Pod koniec lutego pisaliśmy o zamknięciu jednej z najstarszych drukarni w Czechach, która mieści się w Czeskim Cieszynie, w bliskim sąsiedztwie Mostu Przyjaźni. Jak się okazuje, historia drukarstwa w tym miejscu będzie kontynuowana. Zarówno budynek, jak i maszyny zakupił bowiem Jaroslav Drahoš – właściciel drukarni Finidr.
„Pod koniec zeszłego roku właściciel Cieszyńskiej Drukarni zdecydował, że drukarnia zakończy swoją działalność poligraficzną. Informacja ta z pewnością nikogo nie ucieszyła. FINIDR i Cieszyńska Drukarnia produkowały obok siebie przez 27 lat. Pomimo tego, że byliśmy konkurencją i poruszaliśmy się na tym samym rynku, wiele razy spotykaliśmy się także u tych samych klientów, nawet pomimo tego w wielu dziedzinach byliśmy zdolni do współpracy i wzajemnej pomocy. Teraz Cieszyńska Drukarnia zakończyła działalność. Miała inną strategię, która nie odniosła sukcesu w tym zawrotnym świecie.
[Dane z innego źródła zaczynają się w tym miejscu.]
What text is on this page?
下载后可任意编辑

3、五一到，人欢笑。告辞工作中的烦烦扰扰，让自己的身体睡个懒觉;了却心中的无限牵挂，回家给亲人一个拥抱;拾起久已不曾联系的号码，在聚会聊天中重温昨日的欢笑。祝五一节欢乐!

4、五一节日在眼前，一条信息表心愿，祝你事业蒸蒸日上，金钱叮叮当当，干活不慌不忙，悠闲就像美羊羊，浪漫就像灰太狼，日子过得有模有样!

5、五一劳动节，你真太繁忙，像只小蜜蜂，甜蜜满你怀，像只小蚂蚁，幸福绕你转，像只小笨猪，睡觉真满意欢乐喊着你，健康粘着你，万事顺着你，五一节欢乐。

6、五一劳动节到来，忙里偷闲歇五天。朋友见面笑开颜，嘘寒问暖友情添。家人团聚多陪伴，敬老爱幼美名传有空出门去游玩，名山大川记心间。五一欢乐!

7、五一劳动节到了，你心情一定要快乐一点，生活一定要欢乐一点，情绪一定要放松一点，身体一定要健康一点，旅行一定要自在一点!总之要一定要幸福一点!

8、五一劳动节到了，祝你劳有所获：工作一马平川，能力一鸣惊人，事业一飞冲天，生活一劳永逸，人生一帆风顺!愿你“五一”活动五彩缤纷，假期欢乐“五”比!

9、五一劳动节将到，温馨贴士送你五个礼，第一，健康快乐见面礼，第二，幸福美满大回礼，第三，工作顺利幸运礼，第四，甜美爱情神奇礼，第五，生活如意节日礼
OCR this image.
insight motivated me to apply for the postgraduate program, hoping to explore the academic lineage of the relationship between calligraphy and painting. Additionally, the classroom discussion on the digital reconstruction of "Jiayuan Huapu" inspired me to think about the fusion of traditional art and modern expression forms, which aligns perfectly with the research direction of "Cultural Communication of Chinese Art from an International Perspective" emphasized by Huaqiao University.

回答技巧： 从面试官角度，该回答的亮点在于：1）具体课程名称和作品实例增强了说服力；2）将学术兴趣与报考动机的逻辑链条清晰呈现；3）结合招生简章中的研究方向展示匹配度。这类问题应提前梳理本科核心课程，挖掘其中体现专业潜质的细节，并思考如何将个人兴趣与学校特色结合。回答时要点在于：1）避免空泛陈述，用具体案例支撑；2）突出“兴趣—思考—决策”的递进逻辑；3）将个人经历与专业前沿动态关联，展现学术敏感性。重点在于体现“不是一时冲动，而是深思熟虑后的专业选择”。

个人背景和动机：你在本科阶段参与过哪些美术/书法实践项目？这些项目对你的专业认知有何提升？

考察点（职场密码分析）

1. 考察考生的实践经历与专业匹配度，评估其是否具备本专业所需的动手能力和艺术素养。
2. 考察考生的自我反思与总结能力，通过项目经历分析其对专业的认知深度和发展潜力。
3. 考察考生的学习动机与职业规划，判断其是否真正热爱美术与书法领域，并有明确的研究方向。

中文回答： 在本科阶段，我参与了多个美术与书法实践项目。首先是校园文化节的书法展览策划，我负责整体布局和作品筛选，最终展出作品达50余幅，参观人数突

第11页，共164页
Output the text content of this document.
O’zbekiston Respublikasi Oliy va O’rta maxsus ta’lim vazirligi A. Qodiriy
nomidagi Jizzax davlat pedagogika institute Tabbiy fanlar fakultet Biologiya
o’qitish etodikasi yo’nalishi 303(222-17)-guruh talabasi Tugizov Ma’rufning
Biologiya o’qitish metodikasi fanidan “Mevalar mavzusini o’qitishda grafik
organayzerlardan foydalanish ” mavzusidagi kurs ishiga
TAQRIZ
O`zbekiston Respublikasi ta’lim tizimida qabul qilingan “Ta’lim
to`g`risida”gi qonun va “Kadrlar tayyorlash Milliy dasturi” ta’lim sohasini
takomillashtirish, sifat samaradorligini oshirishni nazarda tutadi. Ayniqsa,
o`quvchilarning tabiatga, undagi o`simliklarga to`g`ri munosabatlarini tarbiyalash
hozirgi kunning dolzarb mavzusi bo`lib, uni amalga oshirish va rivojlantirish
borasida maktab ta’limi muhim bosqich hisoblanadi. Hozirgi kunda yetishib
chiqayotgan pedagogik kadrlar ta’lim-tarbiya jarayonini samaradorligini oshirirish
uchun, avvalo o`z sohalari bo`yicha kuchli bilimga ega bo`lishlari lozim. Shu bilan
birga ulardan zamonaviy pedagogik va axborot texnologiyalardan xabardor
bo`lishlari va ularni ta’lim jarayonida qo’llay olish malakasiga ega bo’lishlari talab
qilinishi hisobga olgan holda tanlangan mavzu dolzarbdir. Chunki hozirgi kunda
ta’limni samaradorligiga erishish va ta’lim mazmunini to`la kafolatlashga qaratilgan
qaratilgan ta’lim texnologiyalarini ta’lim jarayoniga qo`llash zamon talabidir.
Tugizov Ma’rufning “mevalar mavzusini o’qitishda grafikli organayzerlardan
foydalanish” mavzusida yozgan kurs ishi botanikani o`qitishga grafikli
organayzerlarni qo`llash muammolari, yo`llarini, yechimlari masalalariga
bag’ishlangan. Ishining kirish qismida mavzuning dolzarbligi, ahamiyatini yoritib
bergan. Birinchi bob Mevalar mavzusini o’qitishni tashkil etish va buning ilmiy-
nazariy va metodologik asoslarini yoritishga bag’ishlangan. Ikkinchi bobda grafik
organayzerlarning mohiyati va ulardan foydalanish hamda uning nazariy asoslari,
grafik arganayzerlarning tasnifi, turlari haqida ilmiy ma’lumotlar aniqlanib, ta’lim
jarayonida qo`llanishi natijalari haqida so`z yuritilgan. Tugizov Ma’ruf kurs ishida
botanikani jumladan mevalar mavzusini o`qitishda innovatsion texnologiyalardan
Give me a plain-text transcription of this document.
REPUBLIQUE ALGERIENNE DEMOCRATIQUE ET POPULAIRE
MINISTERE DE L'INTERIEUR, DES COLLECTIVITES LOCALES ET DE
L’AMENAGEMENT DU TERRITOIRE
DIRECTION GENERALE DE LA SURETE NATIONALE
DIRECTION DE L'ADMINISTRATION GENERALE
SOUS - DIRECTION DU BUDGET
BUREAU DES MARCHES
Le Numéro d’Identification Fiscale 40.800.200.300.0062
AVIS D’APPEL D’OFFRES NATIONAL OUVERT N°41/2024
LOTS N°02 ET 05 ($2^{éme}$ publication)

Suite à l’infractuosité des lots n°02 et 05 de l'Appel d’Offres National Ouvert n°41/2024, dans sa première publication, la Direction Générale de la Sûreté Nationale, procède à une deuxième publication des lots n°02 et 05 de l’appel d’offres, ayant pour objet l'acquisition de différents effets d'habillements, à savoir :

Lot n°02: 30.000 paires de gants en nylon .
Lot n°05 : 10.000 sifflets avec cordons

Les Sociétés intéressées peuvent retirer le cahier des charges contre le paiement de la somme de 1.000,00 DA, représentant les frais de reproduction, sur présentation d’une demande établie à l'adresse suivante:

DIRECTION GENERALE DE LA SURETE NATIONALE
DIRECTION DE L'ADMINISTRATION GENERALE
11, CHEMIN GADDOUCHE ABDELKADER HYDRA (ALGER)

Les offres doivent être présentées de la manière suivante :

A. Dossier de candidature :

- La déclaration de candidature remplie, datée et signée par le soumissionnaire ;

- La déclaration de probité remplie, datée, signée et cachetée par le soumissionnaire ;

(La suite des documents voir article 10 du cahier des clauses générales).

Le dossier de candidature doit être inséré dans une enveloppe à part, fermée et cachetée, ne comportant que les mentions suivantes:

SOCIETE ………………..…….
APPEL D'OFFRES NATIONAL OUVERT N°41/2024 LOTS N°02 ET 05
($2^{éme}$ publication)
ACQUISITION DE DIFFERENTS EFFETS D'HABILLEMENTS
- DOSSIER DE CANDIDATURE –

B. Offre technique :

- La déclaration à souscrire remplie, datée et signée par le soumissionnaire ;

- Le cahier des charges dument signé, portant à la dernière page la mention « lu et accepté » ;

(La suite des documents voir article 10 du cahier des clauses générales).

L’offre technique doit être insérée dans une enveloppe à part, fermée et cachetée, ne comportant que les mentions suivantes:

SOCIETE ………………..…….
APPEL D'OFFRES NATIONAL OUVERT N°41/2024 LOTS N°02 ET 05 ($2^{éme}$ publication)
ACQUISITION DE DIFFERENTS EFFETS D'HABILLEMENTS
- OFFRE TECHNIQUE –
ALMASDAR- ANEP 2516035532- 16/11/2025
Mogło się to przydarzyć jakiejkolwiek firmie w każdej branży” – czytamy w komunikacie drukarni Finidr
z Czeskiego Cieszyna.
Przedstawiciele firmy informują, iż po podjęciu decyzji o zakończeniu działalności Cieszyńskiej Drukarni, jej przedstawiciele zwrócili się do właściciela drukarni Finidr, aby ten znalazł drogę do zachowania przynajmniej części tej cieszyńskiej tradycji. „Twarde, ale uczciwe negocjacje doprowadziły do stopniowego porozumienia o przejęciu niektórych kluczowych pracowników, odkupieniu maszyn, a następnie o kupnie nieruchomości drukarni. W przeciągu kwietnia w tym budynku znów stopniowo przywrócimy do życia produkcję książek „- informuje Jaroslav Drahoš, właściciel drukarni Finidr z Czeskiego Cieszyna.
Historia drukarni, majacej swoja siedzibę przy ul. Głównej, od 1888 roku jest ściśle związana z rodziną Prochasków, która w 1806 roku przybyła do Cieszyna, nabywając drukarnię od Fabiana Beinhauera. Intensywny rozwój drukarni przy rzece Olzie trwał praktycznie do 1920 roku. W latach 30. pojawiły się problemy, w efekcie których drukarnia została przejęta przez bank, a następnie odsprzedana w 1940 roku nazistowskiemu działaczowi Hubertowi Lüdermannowi. Po wojnie zakład został upaństwowiony, a w latach 90. sprywatyzowany.